Gli altri quattro invece raggiunsero la cima dell'Agner e videro con somma sorpresa sbucare dalla Nord due alpinisti teutonici in gran spolvero, con zainoni, corda fresca di produzione, imbragature e ferraglia varia.
Avevano completato la via Jori-Andreoletti-Zanutti.
I due, oltre ai nostri quattro, scesero assieme al bivacco e a sancire ancor di più la loro superiorità, ci fornirono da bere da borracce techno un ottimo the caldo che finalmente spinse in giù i paninazzi, con rutto liberatorio.
Che figura!
Poi i due veri alpinisti si lanciarono in discesa a balzi per il nevaio, con ramponi calzati, facenti parte del loro equipaggiamento.
Quando, prima, li avevamo invitati a percorrere assieme a noi il sentiero dello spallone più '"easy", ci avevano risposto "Thank you, we prefer hard ways!"

Adesso che c'è la ferrata completa anche troppo, è sparita l'emozione ed anzi esiste pure la ferrata "Stella Alpina". In compenso manca la seggiovia!


Alberto Cecchetti.
Di peggio c'è sentir parlare di una ferrata che poi non c'è...
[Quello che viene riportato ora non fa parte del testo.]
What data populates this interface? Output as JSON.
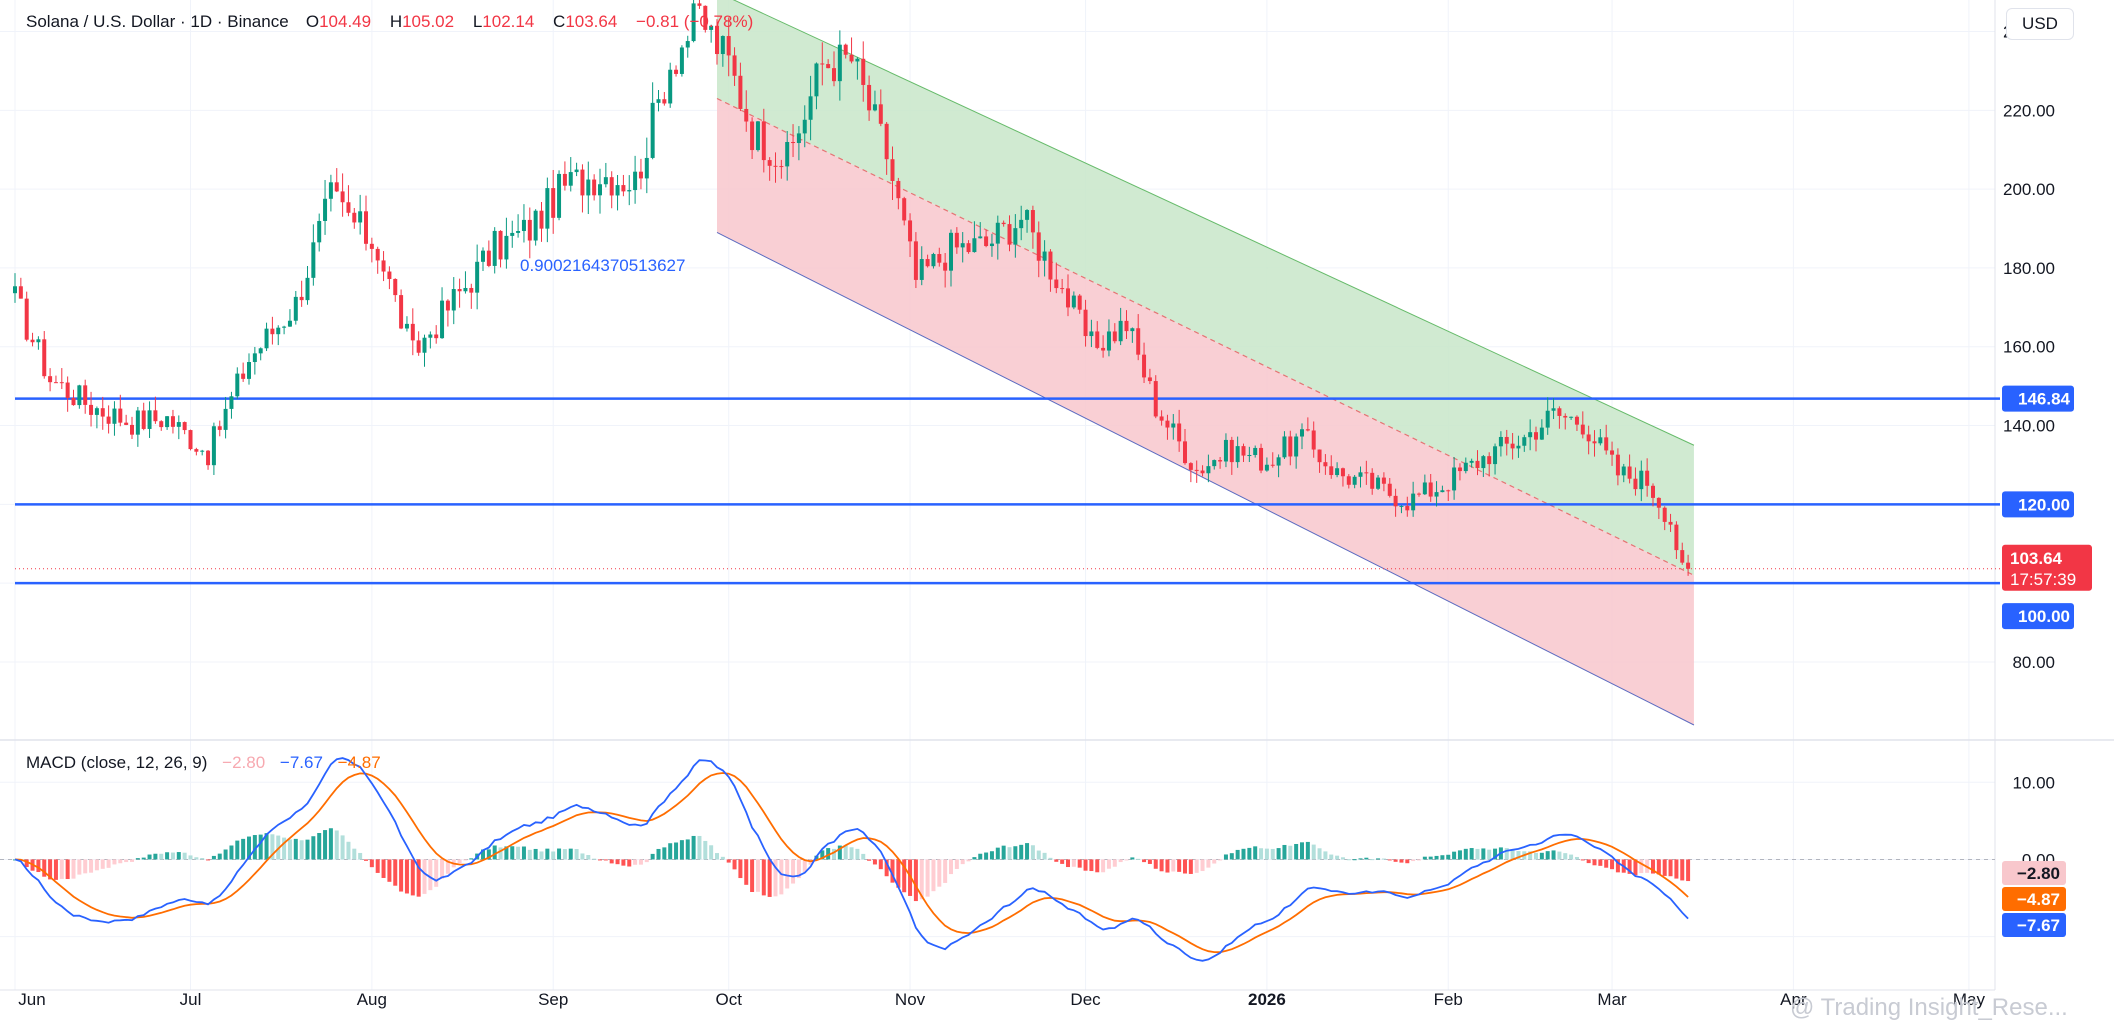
{
  "header": {
    "symbol": "Solana / U.S. Dollar · 1D · Binance",
    "open_label": "O",
    "open": "104.49",
    "high_label": "H",
    "high": "105.02",
    "low_label": "L",
    "low": "102.14",
    "close_label": "C",
    "close": "103.64",
    "change": "−0.81 (−0.78%)"
  },
  "currency": "USD",
  "macd_legend": {
    "title": "MACD (close, 12, 26, 9)",
    "hist": "−2.80",
    "macd": "−7.67",
    "signal": "−4.87"
  },
  "annotation": "0.9002164370513627",
  "watermark": "@ Trading Insight_Rese...",
  "colors": {
    "up": "#089981",
    "down": "#f23645",
    "line": "#2962ff",
    "signal": "#ff6d00",
    "channel_top": "#c8e6c9",
    "channel_bottom": "#f8c7cc"
  },
  "chart_data": [
    {
      "type": "candlestick",
      "title": "Solana / U.S. Dollar · 1D · Binance",
      "x_labels": [
        "Jun",
        "Jul",
        "Aug",
        "Sep",
        "Oct",
        "Nov",
        "Dec",
        "2026",
        "Feb",
        "Mar",
        "Apr",
        "May"
      ],
      "y_ticks": [
        "80.00",
        "140.00",
        "160.00",
        "180.00",
        "200.00",
        "220.00",
        "240.00"
      ],
      "ylim": [
        64,
        248
      ],
      "price_anchors": [
        [
          0,
          172
        ],
        [
          6,
          152
        ],
        [
          13,
          145
        ],
        [
          20,
          141
        ],
        [
          26,
          142
        ],
        [
          33,
          133
        ],
        [
          40,
          157
        ],
        [
          48,
          171
        ],
        [
          54,
          198
        ],
        [
          62,
          185
        ],
        [
          68,
          158
        ],
        [
          74,
          170
        ],
        [
          82,
          185
        ],
        [
          88,
          190
        ],
        [
          94,
          201
        ],
        [
          100,
          204
        ],
        [
          106,
          202
        ],
        [
          112,
          232
        ],
        [
          117,
          244
        ],
        [
          122,
          232
        ],
        [
          126,
          215
        ],
        [
          132,
          207
        ],
        [
          138,
          232
        ],
        [
          143,
          233
        ],
        [
          149,
          209
        ],
        [
          154,
          177
        ],
        [
          160,
          185
        ],
        [
          166,
          186
        ],
        [
          172,
          193
        ],
        [
          178,
          178
        ],
        [
          184,
          160
        ],
        [
          190,
          166
        ],
        [
          195,
          145
        ],
        [
          202,
          129
        ],
        [
          208,
          134
        ],
        [
          214,
          131
        ],
        [
          220,
          137
        ],
        [
          226,
          128
        ],
        [
          232,
          125
        ],
        [
          238,
          121
        ],
        [
          244,
          125
        ],
        [
          252,
          133
        ],
        [
          258,
          137
        ],
        [
          263,
          143
        ],
        [
          268,
          141
        ],
        [
          274,
          128
        ],
        [
          279,
          126
        ],
        [
          283,
          116
        ],
        [
          285,
          103
        ],
        [
          286,
          103.64
        ]
      ],
      "horizontal_levels": [
        {
          "value": 146.84,
          "label": "146.84"
        },
        {
          "value": 120.0,
          "label": "120.00"
        },
        {
          "value": 100.0,
          "label": "100.00"
        }
      ],
      "last_price": {
        "value": 103.64,
        "label": "103.64",
        "countdown": "17:57:39"
      },
      "regression_channel": {
        "start_index": 120,
        "end_index": 287,
        "upper": [
          250,
          135
        ],
        "mid": [
          223,
          102
        ],
        "lower": [
          189,
          64
        ],
        "label": "0.9002164370513627"
      }
    },
    {
      "type": "macd",
      "title": "MACD (close, 12, 26, 9)",
      "y_ticks": [
        "10.00",
        "0.00"
      ],
      "ylim": [
        -14.2,
        12.5
      ],
      "latest": {
        "histogram": -2.8,
        "macd": -7.67,
        "signal": -4.87
      },
      "value_labels": [
        "−2.80",
        "−4.87",
        "−7.67"
      ]
    }
  ]
}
Motta di Livenza (Treviso), agosto 2021
(Ex residente a Rovigo - Cliente di Giancarlo Milan)

 


Spiegazioni dell'autore.

 

La foto dell'angolo "traditore" con cavo di acciaio arrugginito.
(Forse conoscete il dotato di casco? ...Francesco Zorzato, al secolo Chicco ora docente-ricercatore UniFerrara e accanto una sua sorella).
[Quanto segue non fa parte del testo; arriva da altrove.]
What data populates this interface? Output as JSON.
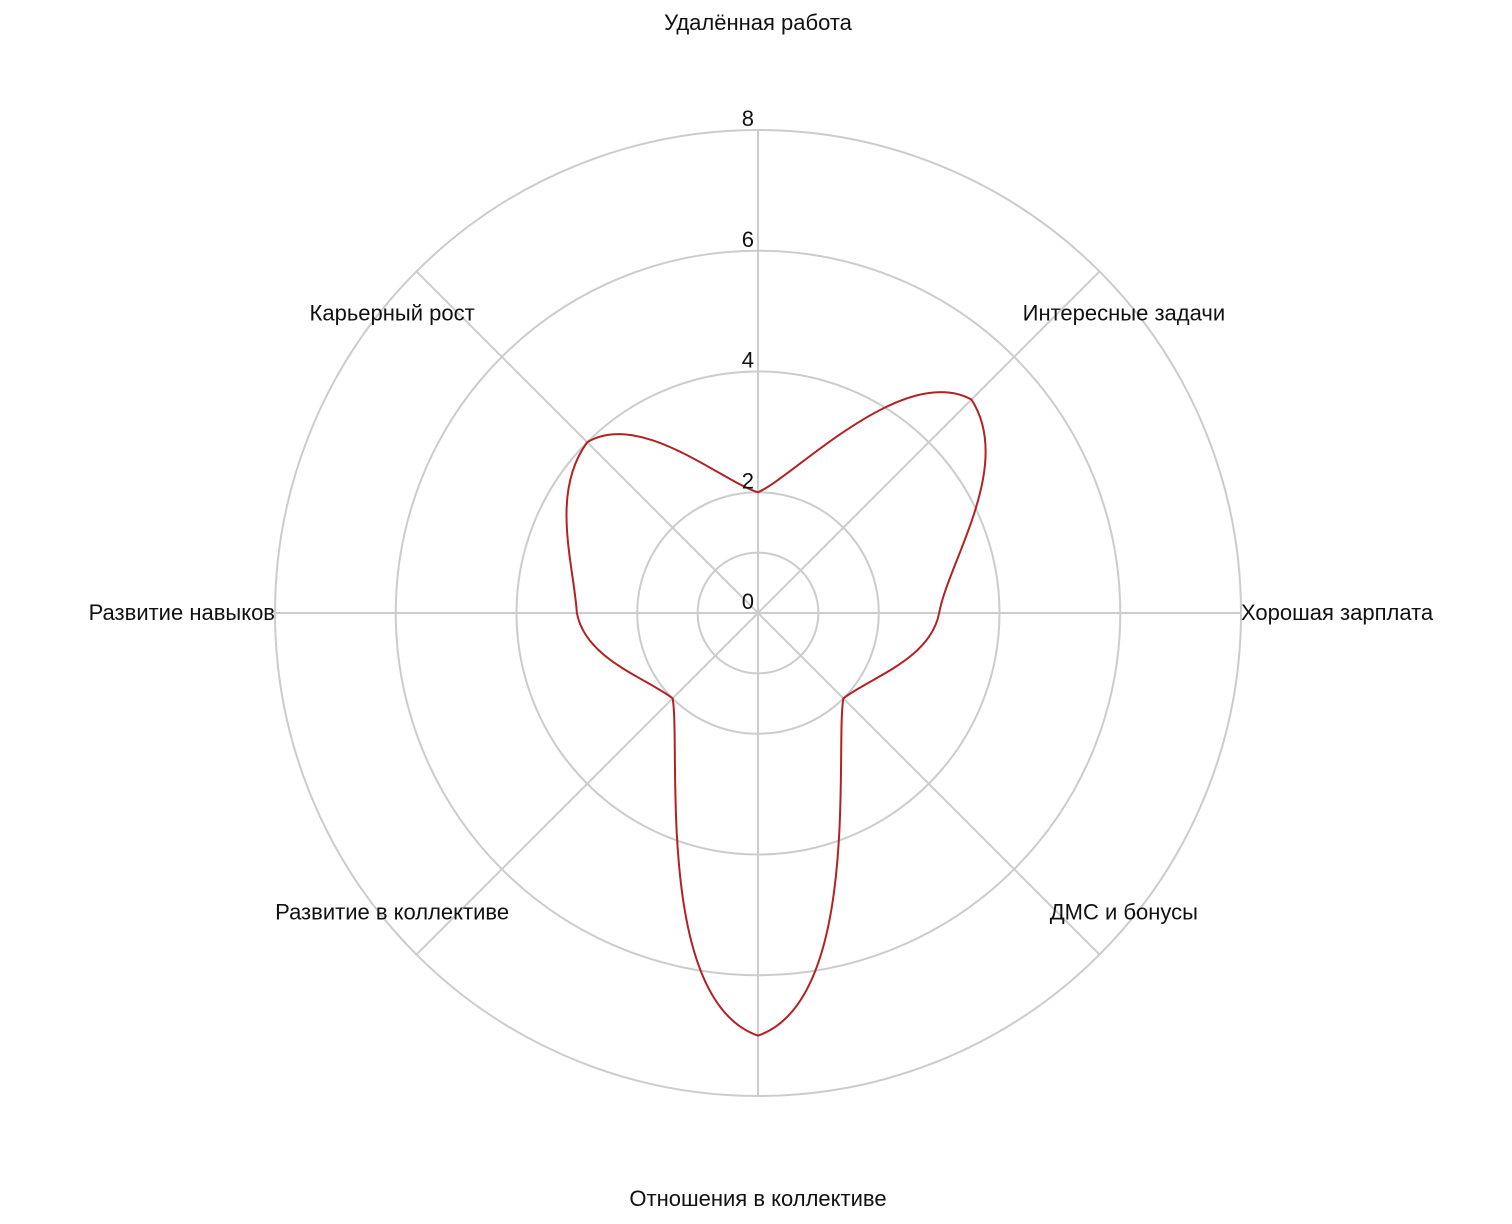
{
  "chart_data": {
    "type": "radar",
    "title": "",
    "r_range": [
      0,
      8
    ],
    "r_ticks": [
      0,
      2,
      4,
      6,
      8
    ],
    "categories": [
      "Удалённая работа",
      "Интересные задачи",
      "Хорошая зарплата",
      "ДМС и бонусы",
      "Отношения в коллективе",
      "Развитие в коллективе",
      "Развитие навыков",
      "Карьерный рост"
    ],
    "series": [
      {
        "name": "",
        "color": "#b22222",
        "values": [
          2,
          5,
          3,
          2,
          7,
          2,
          3,
          4
        ],
        "curve": "smooth-petal"
      }
    ],
    "grid": true,
    "legend": "none"
  }
}
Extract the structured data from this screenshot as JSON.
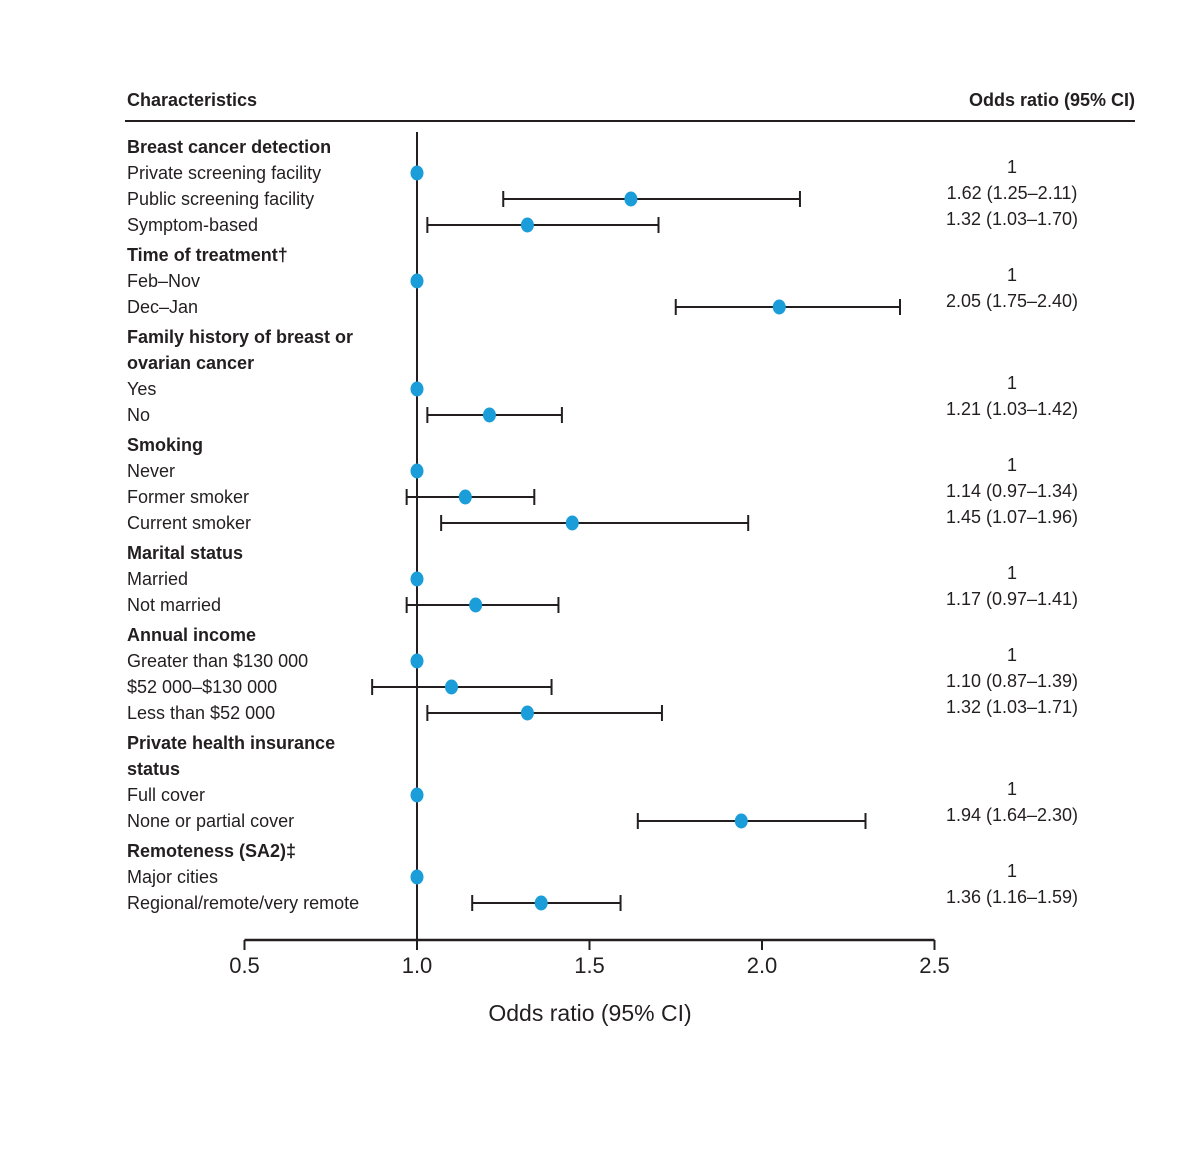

La foto si riferisce alla discesa di ritorno, dopo l'incontro coi fuori classe tedeschi.
Per la discesa scendemmo a gruppi scaglionati.
In due eravamo i chiudi fila, sopra avevamo rampa ripida col bivacco ancora visibile.
Da molto in basso un fratello di Francesco gli gridò: "Chiccooo, me son desmentegà la machina fotografica sul letìn del bivacco, vai su ti che te sì più vizìn."
Scaricato di zaino, il Chicco risalì sacramentando.
Arrivato al bivacco gridò in basso: "Qui non c'è nessuna macchina fotografica!"
Dal basso, rispose una voce: "Ah, scusa, era qui in fondo al mio zaino, in mezzo alla maglietta sudataaaaaa!"
L'altro ridiscese a rotta di collo con potenti imprecazioni a raffica.
Arrivati al rifugio Scarpa, ci abbeverammo e risalutammo i tedeschi che si stavano strafogando di polenta e spezzatino con un fiascone, modello impagliato, da due litri, davanti a loro.